1

If I do:

index.php

<?php
header('Cache-Control: no-cache, no-store, must-revalidate'); // HTTP 1.1.
header('Pragma: no-cache'); // HTTP 1.0.
header('Expires: 0'); // Proxies.
header("Location: http://apple.com",TRUE,307);
?>

Then replace index.php with new content that does NOT have a header redirect, is it possible that the browser caches the header redirect? I know this can happen with client side redirects, but I am not sure if it will happen with server side redirects. (IT doesn't appear to based on my testing, but I want to be sure.

EDIT:

It looks like I need to do a 307 redirect for it to NOT be cached by browser. See: http://www.php.net/manual/en/function.header.php#78470

I am also adding cache control headers to prevent caching just in case the 307 is cached by browser.

MY Goal is:

  • Page should NOT be cached. When the header location redirect is removed it should NOT be redirected in any way.
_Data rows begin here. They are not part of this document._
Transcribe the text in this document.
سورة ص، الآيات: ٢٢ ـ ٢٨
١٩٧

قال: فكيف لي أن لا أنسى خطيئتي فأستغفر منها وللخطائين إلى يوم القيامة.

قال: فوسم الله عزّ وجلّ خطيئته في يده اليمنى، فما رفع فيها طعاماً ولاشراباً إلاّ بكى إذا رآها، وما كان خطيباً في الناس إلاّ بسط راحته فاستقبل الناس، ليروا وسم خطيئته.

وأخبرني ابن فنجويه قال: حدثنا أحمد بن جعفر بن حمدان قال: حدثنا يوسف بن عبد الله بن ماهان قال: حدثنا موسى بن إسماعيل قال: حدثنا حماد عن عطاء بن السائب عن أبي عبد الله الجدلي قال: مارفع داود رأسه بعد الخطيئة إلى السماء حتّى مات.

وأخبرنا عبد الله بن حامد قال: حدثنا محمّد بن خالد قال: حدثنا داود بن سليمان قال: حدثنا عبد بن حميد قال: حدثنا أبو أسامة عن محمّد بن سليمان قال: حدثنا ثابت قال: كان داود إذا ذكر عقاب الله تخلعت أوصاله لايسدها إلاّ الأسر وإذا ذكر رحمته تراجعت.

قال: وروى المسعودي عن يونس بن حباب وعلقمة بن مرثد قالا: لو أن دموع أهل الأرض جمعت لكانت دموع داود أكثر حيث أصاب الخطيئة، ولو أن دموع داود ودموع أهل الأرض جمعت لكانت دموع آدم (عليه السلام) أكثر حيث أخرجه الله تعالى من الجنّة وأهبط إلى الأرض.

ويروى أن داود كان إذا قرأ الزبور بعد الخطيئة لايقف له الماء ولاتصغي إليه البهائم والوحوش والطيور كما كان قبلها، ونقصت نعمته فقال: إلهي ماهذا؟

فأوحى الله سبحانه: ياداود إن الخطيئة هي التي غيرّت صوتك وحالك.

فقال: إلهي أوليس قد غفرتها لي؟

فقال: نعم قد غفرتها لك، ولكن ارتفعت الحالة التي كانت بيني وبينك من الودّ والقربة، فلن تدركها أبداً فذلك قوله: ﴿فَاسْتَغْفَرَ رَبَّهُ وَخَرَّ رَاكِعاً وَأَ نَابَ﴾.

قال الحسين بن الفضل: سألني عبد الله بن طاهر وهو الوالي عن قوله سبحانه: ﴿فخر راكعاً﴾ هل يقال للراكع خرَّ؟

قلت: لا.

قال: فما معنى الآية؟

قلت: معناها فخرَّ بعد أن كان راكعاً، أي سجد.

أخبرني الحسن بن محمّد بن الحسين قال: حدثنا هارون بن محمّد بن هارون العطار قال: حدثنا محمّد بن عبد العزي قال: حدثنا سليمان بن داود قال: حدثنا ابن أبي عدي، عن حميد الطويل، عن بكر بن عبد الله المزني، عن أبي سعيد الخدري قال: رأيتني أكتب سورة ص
Will the above code accomplish this. (My initial testing appears so)

Chris Muench
  • 17,444
  • 70
  • 209
  • 362
  • What cache-control headers do you send in that response? – Gumbo Apr 05 '14 at 23:07
  • I am not sending any. The goal I am trying to accomplish is only have a redirect there when I am doing an application update. Then when the application is up to date I want the redirect to go away. I don't want it cached in any way and it needs to work right away when the code is pushed and then when I remove the code it must not cache. – Chris Muench Apr 05 '14 at 23:15
  • Well, [response cacheability](http://tools.ietf.org/html/rfc2616#section-13.4) depends on the cache-control. – Gumbo Apr 06 '14 at 05:38
  • To me it sounds like a 307 will not be cached. Do you think I should put headers just in case? What would these headers be? – Chris Muench Apr 06 '14 at 15:18
  • “A response received with any other status code (e.g. status codes 302 and 307) MUST NOT be returned in a reply to a subsequent request **unless there are cache-control directives or another header(s) that explicitly allow it**. For example, these include the following: an Expires header (section 14.21); a "max-age", "s-maxage", "must- revalidate", "proxy-revalidate", "public" or "private" cache-control directive (section 14.9).” – Gumbo Apr 06 '14 at 17:18
  • Just inspect what headers the server actually returns. – Gumbo Apr 06 '14 at 17:19
  • I read that same quote from the link and don't understand it exactly. Could you explain it differently than the document? Is it saying that it doesn't get cached? – Chris Muench Apr 06 '14 at 20:15
  • Responses have an implicit cacheability as stated. However, one can change the that cacheability by using cache-control header fields. So, for example, a 302 redirect response without cache-control header fields must not be returned by a cache (implicit cacheability). But if the response changes its cacheability by specifying `Cache-Control: public`, any cache may cache and return the cached response. – Gumbo Apr 06 '14 at 20:27
  • @Gumbo so it means everything is cacheable by default, but if you change headers to 302 or 307 and/or use headers then it could not be cached? – Chris Muench Apr 08 '14 at 00:47
  • No, with 302 and 307 it’s the exact opposite: they are not cacheable by default but can be made cacheable. – Gumbo Apr 08 '14 at 04:48
  • @Gumbo got it so 307 is not cachable. So if you look at my example in the question, I can probably remove the 3 headers before the location redirect? – Chris Muench Apr 08 '14 at 17:27
  • Oh, haven’t seen that you’ve edited your question. Yes, you may remove the additional headers. – Gumbo Apr 08 '14 at 18:28
  • @Gumbo will it do any harm leaving the headers there? I just want to 100% make sure this doesn't get cached. I haven't heard of a 307 redirect until now. Do all browsers support it correctly? – Chris Muench Apr 08 '14 at 19:52
  • The HTTP 1.1 specification is from 1999; browser vendors should have had enough time to implement it. But I’m actually not sure how browsers handle caching. Vendors have had implemented some odd features and behaviors to adapt real-world ‘best practices’ that may contradict the specification. – Gumbo Apr 08 '14 at 20:05
  • If you want to post an answer summerizing that headers are indeed cached in certain situations such as 301, but not for 302 and 307, I will accept. – Chris Muench Apr 08 '14 at 20:15

2 Answers2

3

###Prevent caching###

Unfortunately there's no way you can be a 100% sure that the response will not be cached :(

The reason is that you simply don't have control over all machines the response travels on. There might be badly configured proxies along the way, or even clients that will cache the response when they should not.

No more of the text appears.